James Joyce ou l’écriture matricide a ceci de particulier qu’il s’agit d’un essai (un « try », un « tri », un « trille » de Trilling, comme le signale Derrida) où Trilling tente une anamnèse de lecture. En sort notamment le curieux récit d’un écolier et de son professeur, M. Crevet, agrémenté de libres associations liées au regard : « Perçant regard ou Père sans regard ? » ; « C’est d’une évidence, dirait l’autre, qui vous Crevet les yeux. », « l’œil qui veut plutôt savoir que voir et la lumière qui menace d’aveuglement », etc. Joyce, il est vrai, c’est toujours un peu une histoire de l’œil. De même que, chez Freud, c’est une affaire d’oreille. Trilling ne manque pas de nous rappeler ce qui relie Joyce et Freud « L’homonymie patronymique d’abord [Freud/Joyce]. L’étrange déterminisme de la maladie ensuite : Freud à l’écoute de l’inconscient devient sourd et Joyce qui met à mort la littérature et révolutionne l’écriture devient aveugle. » Ce que Trilling ne relève pas, mais son texte y pense, c’est le « do you hear what I’m seeing… ? »)/ « see wha’m hearing ? » dans le Wake. Et, dans Ulysses : « Shut your eyes and see », ferme les yeux pour voir.
Prenons l’Écriture matricide par la fin :
« Si la parole du Père fait la loi du jour, celle de la mère, qui a le dernier mot du soir fait la loi occulte, langage de nuit, nighty language, dont l’écoute silencieuse est, comme l’écume que laisse le noir vaisseau au plus profond de la nuit, ce blanc et fin sillage [Wake : sillage, veillée de corps (en Irlande seulement). To wake : s’éveiller. (Harrap’s) — note de J.T.] inscrit sur la mer, toujours imperceptible, signe de vie, et, que l’on soit navigateur ou corsaire, signe à suivre. »
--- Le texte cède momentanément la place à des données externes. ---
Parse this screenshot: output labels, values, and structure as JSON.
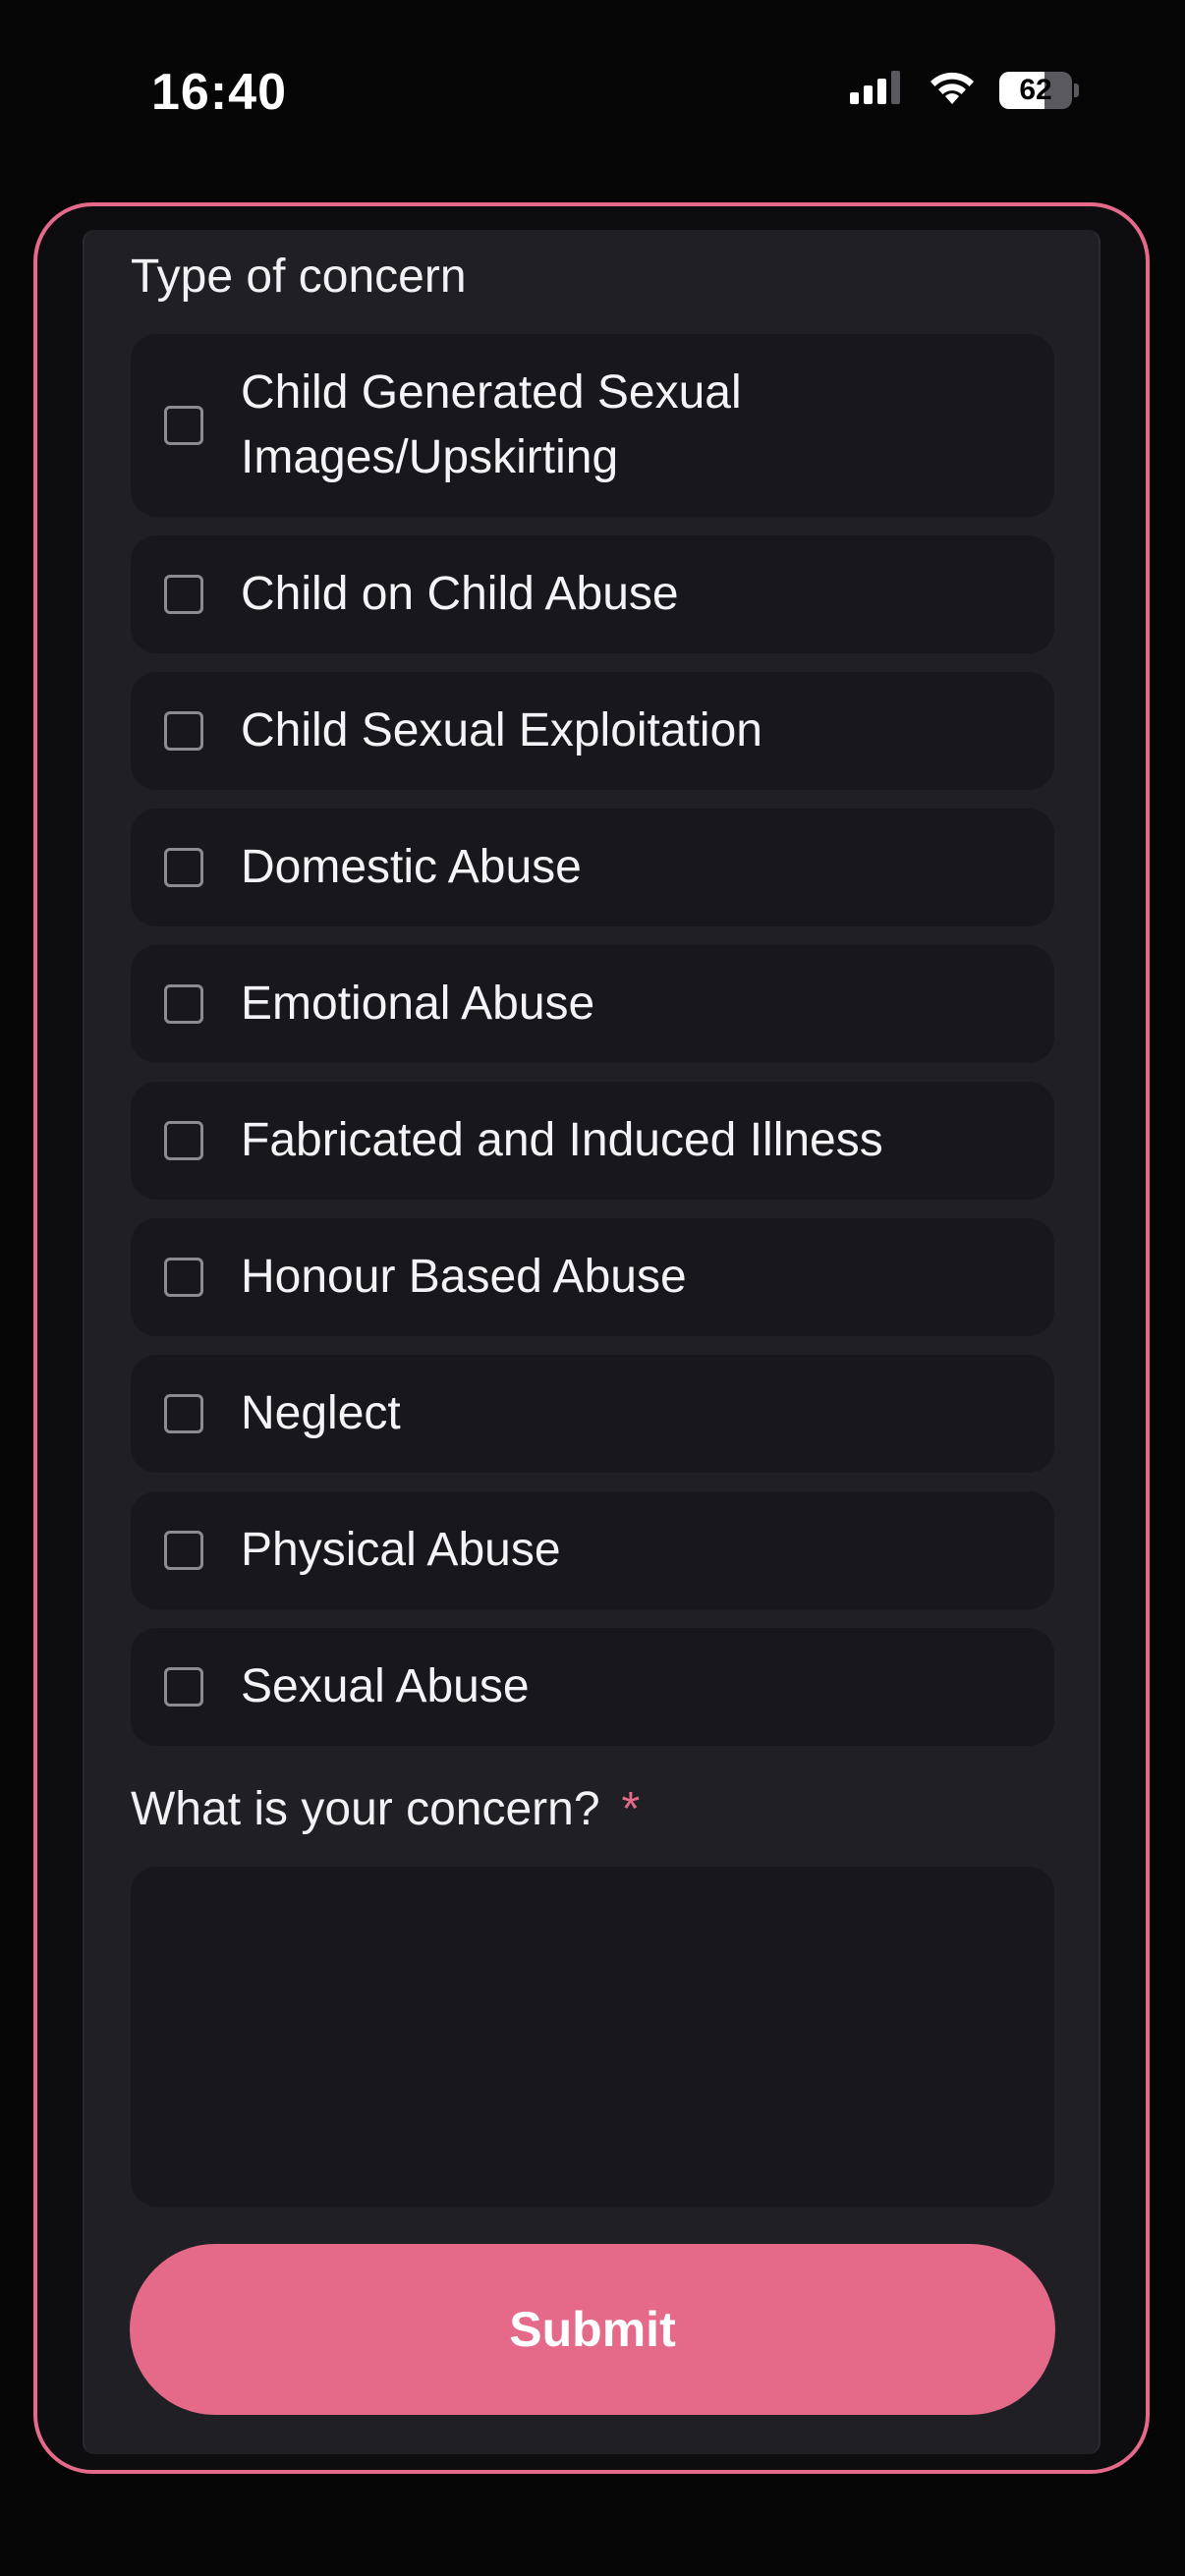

Rien ne sert de commenter ce passage. Il parle de lui-même. Mieux, il s’est décroché, un peu comme la dernière feuille ou page (« leaf ») à la fin du Wake. Il parle en Joyce. Quelques pages auparavant, Trilling citait une phrase du Wake dont ce passage s’inspire assez ouvertement : « Leave the letter that never begins to go find the latter that ever comes to end, written in smoke and blurred by mist and signed of solitude, sealed at night. » (FW 337.11-14). [Laisse la lettre qui jamais ne commence pour trouver l’autre qui à jamais arrive à fin, tracé de fumée brouillé de brume et signé de solitude, au sceau de nuit.]
Sealed at night. Le livre de Trilling — ceux de Joyce aussi bien — me parlait d’une réalité que je commençais à peine de comprendre, encore que fort obscurément : « On n’en finit jamais de tuer le deuil car il parle une langue de nuit. » Partant de ce frayage préalable, de cette impossible remontée, j’ai pu m’engager dans une drôle de traversée, qui s’effectue par une langue de nuit. Elle consiste à tâcher de lire Joyce, mais pas seulement.